Commander Frederick Sturckow and pilot Lee Archambault are scheduled to ease Atlantis out from its berthing port at 20:12 am.

Archambault will then steer the shuttle completely around the station while his crewmates videotape and photograph their work on the complex.

''It's very exciting to see the station in this configuration,'' space station flight director Holly Ridings said.

The pair of new solar wings should provide enough electricity for the installation of laboratories built by Europe and Japan, which are partners in the 16-nation, 100 billion dollars project.

The US space agency had a rough start to its first flight of the year, with launch delayed three months so Atlantis' fuel tank could be repaired after a battering hail storm.
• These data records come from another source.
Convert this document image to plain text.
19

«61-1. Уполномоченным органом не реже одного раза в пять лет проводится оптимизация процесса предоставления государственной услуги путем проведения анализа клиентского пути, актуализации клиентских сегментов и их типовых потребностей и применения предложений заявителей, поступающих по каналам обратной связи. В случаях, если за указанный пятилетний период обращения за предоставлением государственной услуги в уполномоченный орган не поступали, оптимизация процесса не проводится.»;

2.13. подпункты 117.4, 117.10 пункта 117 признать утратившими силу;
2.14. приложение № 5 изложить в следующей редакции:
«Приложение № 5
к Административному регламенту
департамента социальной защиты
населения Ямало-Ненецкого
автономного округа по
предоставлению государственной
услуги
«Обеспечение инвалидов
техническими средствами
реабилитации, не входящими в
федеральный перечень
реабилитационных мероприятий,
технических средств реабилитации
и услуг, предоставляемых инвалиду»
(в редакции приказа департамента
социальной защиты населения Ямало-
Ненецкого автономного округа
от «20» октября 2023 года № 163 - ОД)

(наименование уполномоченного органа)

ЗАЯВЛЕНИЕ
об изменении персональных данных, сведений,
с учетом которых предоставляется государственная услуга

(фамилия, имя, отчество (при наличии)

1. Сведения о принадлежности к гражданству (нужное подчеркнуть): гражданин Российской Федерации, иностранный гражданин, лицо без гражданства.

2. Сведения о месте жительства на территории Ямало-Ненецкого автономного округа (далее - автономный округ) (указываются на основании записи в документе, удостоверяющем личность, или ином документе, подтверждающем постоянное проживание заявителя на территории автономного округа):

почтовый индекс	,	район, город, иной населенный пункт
Liftoff on June 8 was flawless, but troubles began shortly after Atlantis reached orbit.

During an initial sweep of the shuttle's heat shield to check for damage from launch, engineers spotted a piece of thermal insulation that had torn loose from an engine pod at the back of the shuttle.
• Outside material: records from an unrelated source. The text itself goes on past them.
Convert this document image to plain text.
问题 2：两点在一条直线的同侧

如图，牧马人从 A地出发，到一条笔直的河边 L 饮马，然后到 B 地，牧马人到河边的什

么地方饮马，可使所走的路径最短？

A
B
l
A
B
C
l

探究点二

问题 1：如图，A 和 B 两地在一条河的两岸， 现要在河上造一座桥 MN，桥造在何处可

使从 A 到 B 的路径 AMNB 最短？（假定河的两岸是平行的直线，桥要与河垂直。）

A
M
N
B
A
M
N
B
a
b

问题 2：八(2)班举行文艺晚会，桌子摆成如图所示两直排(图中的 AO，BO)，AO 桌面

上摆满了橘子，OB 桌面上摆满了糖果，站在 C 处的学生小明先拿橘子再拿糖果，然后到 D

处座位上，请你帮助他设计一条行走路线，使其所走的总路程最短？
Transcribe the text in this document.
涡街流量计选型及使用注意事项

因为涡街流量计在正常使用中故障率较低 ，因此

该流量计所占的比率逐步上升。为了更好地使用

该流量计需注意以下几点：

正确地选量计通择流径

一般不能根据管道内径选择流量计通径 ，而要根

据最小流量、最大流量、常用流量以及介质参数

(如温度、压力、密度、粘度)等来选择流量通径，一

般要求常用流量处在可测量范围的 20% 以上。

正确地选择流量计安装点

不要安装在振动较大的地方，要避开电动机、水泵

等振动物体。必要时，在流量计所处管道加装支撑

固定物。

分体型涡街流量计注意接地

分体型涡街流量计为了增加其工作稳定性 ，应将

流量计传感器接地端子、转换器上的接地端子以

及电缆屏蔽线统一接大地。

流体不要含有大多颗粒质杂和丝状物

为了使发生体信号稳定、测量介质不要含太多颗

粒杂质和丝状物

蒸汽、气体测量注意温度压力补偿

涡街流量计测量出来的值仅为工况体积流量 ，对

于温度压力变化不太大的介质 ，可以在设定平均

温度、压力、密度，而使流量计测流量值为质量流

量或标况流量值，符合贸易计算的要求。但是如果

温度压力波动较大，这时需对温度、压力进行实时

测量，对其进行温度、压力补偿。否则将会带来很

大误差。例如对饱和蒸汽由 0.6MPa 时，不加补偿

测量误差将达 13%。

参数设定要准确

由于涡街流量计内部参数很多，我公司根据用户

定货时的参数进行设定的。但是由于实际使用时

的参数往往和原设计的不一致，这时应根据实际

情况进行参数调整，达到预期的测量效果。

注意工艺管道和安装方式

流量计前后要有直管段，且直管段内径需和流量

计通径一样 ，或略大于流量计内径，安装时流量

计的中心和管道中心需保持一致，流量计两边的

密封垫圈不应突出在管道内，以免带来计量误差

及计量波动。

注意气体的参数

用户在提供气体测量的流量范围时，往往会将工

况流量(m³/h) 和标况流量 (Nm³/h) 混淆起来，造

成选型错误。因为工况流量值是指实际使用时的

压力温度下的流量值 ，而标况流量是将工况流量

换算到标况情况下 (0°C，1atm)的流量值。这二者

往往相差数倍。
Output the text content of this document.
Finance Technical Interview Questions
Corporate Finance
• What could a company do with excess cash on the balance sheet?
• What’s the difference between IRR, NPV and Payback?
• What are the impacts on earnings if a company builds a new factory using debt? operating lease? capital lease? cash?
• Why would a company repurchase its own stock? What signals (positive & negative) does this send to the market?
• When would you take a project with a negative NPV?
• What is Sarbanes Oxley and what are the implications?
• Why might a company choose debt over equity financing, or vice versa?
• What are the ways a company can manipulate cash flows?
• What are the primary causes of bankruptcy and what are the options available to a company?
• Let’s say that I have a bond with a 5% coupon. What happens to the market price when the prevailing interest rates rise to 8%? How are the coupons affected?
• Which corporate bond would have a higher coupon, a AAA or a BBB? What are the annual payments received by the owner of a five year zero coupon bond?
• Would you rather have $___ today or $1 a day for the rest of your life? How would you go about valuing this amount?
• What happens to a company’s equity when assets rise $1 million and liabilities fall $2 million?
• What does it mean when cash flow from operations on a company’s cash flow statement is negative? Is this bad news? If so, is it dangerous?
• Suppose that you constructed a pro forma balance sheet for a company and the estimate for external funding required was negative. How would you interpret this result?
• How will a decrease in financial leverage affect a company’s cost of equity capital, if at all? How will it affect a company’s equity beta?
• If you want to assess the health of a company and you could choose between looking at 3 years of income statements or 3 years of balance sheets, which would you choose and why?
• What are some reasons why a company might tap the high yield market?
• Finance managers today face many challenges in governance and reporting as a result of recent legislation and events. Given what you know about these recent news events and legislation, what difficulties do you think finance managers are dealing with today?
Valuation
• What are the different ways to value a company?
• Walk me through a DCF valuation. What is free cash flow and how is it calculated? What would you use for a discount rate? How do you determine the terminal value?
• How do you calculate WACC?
The agency began an around-the-clock effort to determine if the shuttle's condition was safe for atmospheric re-entry. The question has been in the forefront since the shuttle Columbia was destroyed, killing seven astronauts, in 2003 due to structural damage caused by an impact with debris during liftoff.

Then, while spacewalking astronauts James Reilly and John ''Danny'' Olivas installed a massive metal beam containing the station's third pair of solar power panels, a trio of critical computers that control the station's steering crashed, temporarily raising concerns that the outpost would have to be abandoned.

NASA added two days and a fourth spacewalk to the planned 11-day mission so the astronauts would have time to tuck the protruding thermal blanket back down. The extra days were needed to give engineers time to resuscitate the failed computer network.

The shuttle took over the job of positioning the outpost while the station's rocket-powered steering system was disabled.

After skipping two nights' sleep, station commander Fyodor Yurchikhin and flight engineer Oleg Kotov rigged the computers so that suspect circuits were bypassed.

''We essentially bypassed the problem,'' said Phil Engelauf, a NASA mission manager. ''I wouldn't say we fixed it.'' The best guess as what caused the crash appears to be some subtle shift in the electrically charged plasma that the station flies through as it orbits 220 miles (350 km) above Earth. The theory is that change occurred as the station's shape and mass expanded with the addition of the 17-ton truss segments.

Atlantis is scheduled to land at the Kennedy Space Center in Florida at 23:24 pm on Thursday.